5 Toen zond David boden tot de mannen van Jabes in Gilead, en hij zeide tot hen: Gezegend zijt gij den HEERE, dat gij deze weldadigheid gedaan hebt aan uw heer, aan Saul, en hebt hem begraven.
6 Zo doe nu de HEERE aan u weldadigheid en trouw! En ik ook, ik zal aan u dit goede doen, dewijl gij deze zaak gedaan hebt.
7 En nu, laat uw handen sterk zijn, en zijt dapper, dewijl uw heer Saul gestorven is; en ook hebben mij die van het huis van Juda tot koning over zich gezalfd.
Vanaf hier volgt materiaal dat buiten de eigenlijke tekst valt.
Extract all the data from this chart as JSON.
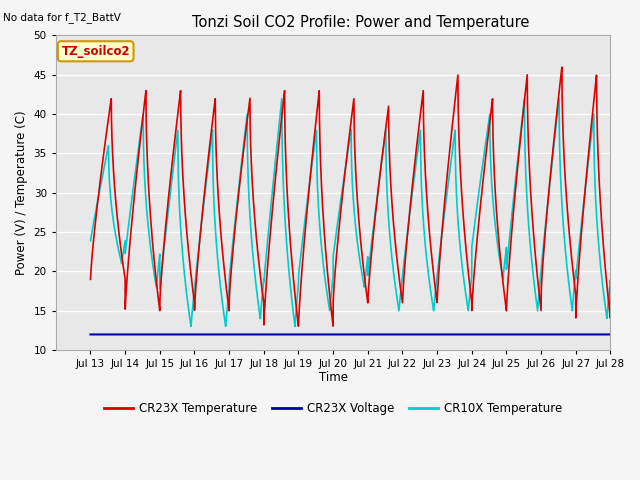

8 Abner nu, de zoon van Ner, de krijgsoverste, dien Saul gehad had, nam Isboseth, Sauls zoon, en voerde hem over naar Mahanaim,
9 En maakte hem ten koning over Gilead, en over de Aschurieten, en over Jizreel, en over Efraim, en over Benjamin, en over gans Israel.
10 Veertig jaren was Isboseth, Sauls zoon, oud, als hij koning werd over Israel; en hij regeerde het tweede jaar; alleenlijk die van het huis van Juda volgden David na.
11 Het getal nu der dagen, die David koning geweest is te Hebron, over het huis van Juda, is zeven jaren en zes maanden.
12 Toen toog Abner, de zoon van Ner, uit, met de knechten van Isboseth, den zoon van Saul, van Mahanaim naar Gibeon.
13 Joab, de zoon van Zeruja, en de knechten van David, togen ook uit; en zij ontmoetten elkander bij den vijver van Gibeon; en zij bleven, deze aan deze zijde des vijvers, en die aan gene zijde des vijvers.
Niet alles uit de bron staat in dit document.